Implementation of the new contract, which took effect on Feb. 14, is moving forward, Mulgrew said, but there is still work to do. Besides safety, he said the DOE and the UFT were still in discussions regarding the implementation of A+ credits as well as changes to observations, which will take effect starting in the 2019–20 school year.
“Remember, to get the MA plus 30 differential, you are no longer limited to getting 30 college credits,” he said. Now, he added, in addition to college credits, College Level Examination Program credits and P-credits, the UFT and the DOE will preapprove a range of workshops and courses — including certain CTLE workshops — as A+ credits that are “aligned to the actual work you do.”
“Teachers who were hired this year will be able to get up to six credits next year toward their A+,” Mulgrew said. “That means we have to have enough classes to meet the demand.”

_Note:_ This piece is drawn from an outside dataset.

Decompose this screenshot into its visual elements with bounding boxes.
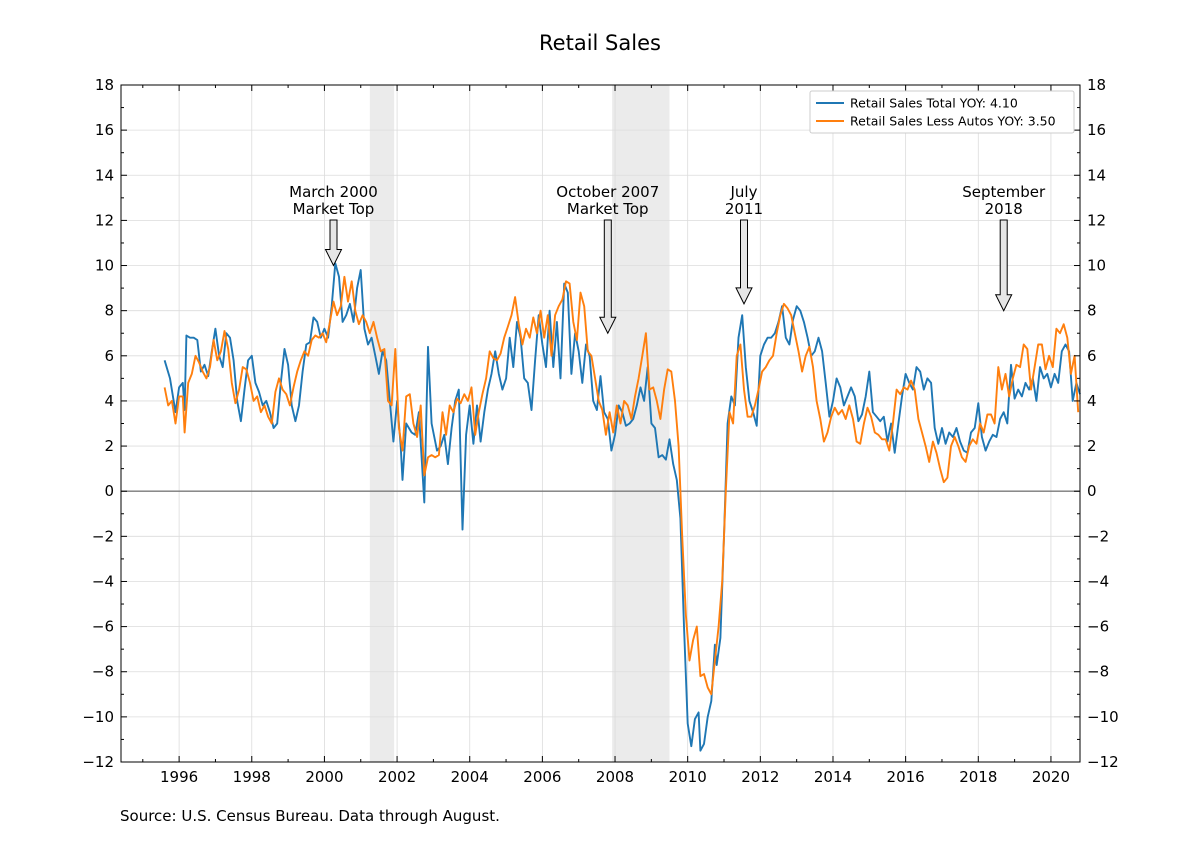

The union has been meeting with the DOE to develop the workshops and the courses, he said.
Mulgrew reminded the body that every worksite needs to receive training about the new observation cycle early in the new school year.
“Every school should have in place its basic instructional practices,” he said. “This should lead to the ability for the school to analyze its students, select the proper curriculum and align professional development to whatever you need.”
Mulgrew said the 51 schools selected to be in the Bronx Collaborative Schools Plan — another product of the new contract — were designing their action plans.
He also noted that the new process provided in the contract to address oversize classes was successful at the handful of schools on a semi-annualized schedule. But the real test, he said, will be in September “when we have a much larger number of oversize classes to deal with.”
The Delegate Assembly on March 20 voted unanimously to honor Ray Frankel, one of the founders of the UFT, who died on Feb. 23 at age 98.
Former UFT treasurer and fellow founder Mel Aaronson introduced the motion, while another founder, former UFT vice president George Altomare, called Frankel an “unsung hero.” Staff Director LeRoy Barr pointed out that Frankel didn’t just want things done, she wanted them “done right.”
The body also approved two other motions: one in support of Federation of Nurses/UFT members at Staten Island University Hospital South, Northwell Health, who had just submitted a 10-day notice of strike to management; and a second one calling for the union to raise awareness of human trafficking and to support solutions for change.